On dirait qu’il a lu toutes mes chroniques à ce jour et qu’il a tenté d’intégrer le plus de concepts possible qui m’exaspèrent dans La rue. En première ligne, la personnification d’émotions et de concepts abstraits (voir le track de White-B la semaine passée). Voyez-vous, il passe la chanson à associer des émotions à des rues. C’est dommage, parce que s’il était passé par le boulevard de « mon concept est wack » pour tourner sur la rue de « je devrais vraiment arrêter le rap », on aurait eu un résultat plus convaincant.
Puis, y a le refrain où Cobna énumère des grandes artères montréalaises. C’est chill mon patnè, on a tous Google Maps maintenant. Ajoutons une dose d’autotune dans tout ça pour la bonne mesure, encore plus de figures de style douteuses, puis on finit avec moi qui me tape la tête contre le mur de mon salon. Je pensais que c’était fini, Cobna, qu’il avait finalement atteint son évolution finale pour se transformer en Dony S, mais non, il arpente encore nos rues.
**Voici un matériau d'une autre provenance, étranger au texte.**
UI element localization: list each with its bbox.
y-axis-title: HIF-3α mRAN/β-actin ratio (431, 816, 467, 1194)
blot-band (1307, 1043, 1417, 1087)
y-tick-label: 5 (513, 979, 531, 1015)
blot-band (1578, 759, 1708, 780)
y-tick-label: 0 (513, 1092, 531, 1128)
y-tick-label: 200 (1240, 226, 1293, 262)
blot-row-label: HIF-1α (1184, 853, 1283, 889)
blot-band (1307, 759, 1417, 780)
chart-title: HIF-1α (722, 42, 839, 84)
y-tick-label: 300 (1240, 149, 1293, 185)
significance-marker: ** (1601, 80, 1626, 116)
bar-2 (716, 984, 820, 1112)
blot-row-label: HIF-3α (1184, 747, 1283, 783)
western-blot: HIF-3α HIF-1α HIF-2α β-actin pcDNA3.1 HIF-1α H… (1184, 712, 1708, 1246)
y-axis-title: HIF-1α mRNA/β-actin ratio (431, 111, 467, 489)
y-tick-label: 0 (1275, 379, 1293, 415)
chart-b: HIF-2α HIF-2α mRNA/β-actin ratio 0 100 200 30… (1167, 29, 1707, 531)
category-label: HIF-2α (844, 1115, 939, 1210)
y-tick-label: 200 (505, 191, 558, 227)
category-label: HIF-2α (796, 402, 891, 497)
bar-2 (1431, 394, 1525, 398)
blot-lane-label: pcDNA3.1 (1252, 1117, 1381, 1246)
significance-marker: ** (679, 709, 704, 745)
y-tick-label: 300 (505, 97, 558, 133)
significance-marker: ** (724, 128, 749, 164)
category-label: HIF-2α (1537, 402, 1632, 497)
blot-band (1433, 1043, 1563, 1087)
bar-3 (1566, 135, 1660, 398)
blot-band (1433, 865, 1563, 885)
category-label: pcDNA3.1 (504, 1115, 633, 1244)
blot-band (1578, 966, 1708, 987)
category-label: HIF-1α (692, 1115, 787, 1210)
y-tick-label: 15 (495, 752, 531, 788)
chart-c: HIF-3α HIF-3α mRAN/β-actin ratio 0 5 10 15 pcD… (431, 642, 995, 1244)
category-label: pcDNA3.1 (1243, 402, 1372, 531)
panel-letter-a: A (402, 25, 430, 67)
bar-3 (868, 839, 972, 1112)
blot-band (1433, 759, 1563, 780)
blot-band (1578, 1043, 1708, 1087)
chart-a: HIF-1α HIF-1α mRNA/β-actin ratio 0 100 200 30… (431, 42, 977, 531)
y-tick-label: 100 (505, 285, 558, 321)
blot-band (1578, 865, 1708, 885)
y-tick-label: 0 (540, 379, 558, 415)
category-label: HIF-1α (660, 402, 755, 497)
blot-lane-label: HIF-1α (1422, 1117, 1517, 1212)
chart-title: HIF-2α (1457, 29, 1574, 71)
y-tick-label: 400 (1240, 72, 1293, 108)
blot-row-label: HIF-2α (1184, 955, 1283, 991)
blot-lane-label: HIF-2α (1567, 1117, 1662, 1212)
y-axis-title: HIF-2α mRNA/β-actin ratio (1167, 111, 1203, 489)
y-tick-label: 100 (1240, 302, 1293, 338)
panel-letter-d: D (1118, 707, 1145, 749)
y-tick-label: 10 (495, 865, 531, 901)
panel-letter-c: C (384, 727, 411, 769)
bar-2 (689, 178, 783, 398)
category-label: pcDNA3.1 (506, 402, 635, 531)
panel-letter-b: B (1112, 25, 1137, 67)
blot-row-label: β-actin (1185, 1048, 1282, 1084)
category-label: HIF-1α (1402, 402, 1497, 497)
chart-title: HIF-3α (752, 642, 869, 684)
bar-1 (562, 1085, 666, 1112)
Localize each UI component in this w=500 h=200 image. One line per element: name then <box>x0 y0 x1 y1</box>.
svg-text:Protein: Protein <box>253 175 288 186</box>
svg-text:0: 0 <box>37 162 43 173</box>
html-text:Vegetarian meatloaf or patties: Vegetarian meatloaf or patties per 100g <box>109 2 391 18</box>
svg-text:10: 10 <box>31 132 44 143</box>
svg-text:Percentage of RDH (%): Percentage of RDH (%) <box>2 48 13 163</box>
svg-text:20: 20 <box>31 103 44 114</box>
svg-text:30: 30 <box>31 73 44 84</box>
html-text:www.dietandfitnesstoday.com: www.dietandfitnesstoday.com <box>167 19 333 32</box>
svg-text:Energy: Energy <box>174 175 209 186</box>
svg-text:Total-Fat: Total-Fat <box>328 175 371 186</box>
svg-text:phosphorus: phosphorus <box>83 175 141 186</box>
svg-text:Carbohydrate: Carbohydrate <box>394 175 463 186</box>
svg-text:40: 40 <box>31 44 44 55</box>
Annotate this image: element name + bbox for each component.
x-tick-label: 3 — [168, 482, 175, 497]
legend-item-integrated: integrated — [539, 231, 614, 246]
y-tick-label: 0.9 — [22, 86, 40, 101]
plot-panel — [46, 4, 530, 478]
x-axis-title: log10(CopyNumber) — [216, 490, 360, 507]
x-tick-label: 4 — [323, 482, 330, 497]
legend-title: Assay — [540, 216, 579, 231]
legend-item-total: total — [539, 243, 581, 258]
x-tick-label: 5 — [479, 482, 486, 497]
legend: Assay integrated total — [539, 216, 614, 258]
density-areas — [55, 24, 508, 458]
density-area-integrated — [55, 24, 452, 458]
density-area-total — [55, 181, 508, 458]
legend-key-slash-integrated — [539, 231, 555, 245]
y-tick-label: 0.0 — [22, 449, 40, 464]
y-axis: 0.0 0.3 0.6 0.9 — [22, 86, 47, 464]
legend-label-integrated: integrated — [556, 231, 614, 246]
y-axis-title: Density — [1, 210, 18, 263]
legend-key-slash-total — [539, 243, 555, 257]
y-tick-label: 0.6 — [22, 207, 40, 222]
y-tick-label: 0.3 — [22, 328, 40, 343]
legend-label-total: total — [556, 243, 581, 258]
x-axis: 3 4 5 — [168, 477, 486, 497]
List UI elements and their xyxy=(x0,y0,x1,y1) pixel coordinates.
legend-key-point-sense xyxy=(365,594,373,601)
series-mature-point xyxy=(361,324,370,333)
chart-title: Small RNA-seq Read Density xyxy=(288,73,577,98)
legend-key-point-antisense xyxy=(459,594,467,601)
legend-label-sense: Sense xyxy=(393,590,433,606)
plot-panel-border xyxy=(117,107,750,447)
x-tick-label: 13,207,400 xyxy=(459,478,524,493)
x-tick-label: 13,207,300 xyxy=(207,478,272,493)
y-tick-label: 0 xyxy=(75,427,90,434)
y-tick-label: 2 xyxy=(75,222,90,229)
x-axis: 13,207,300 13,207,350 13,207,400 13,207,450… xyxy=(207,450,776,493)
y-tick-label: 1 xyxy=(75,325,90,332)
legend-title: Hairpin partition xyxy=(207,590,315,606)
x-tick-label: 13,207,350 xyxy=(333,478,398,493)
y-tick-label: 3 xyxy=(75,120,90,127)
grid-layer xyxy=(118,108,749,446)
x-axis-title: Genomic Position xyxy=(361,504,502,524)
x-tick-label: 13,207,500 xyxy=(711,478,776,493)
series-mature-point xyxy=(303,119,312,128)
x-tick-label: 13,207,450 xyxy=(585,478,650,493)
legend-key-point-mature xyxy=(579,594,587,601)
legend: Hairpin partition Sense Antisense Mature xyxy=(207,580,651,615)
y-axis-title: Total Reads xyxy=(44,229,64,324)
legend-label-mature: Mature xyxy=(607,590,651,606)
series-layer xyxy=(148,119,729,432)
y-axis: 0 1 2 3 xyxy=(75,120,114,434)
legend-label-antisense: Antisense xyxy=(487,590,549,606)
Vous direz que je suis méchant, c’est peut-être vrai. Mais c’est pas de ma faute, c’est parce que j’ai oublié de tourner sur la rue « de l’hypocrisie répandue dans le rap où on dit à tout le monde que ce qu’ils font est vraiment bon même si on trouve ça wack ». Vous trouverez la force de me pardonner, je l’espère.
SHOUTOUT:
Un seul shoutout cette semaine pour les minces d’Alaclair Ensemble qui ont sorti un album riche en beats trap, en bonnes vibes et en Claude Bégin (merci!). Respect spécial à Maybe Wats qui est sur son A-game comme on l’a rarement vu.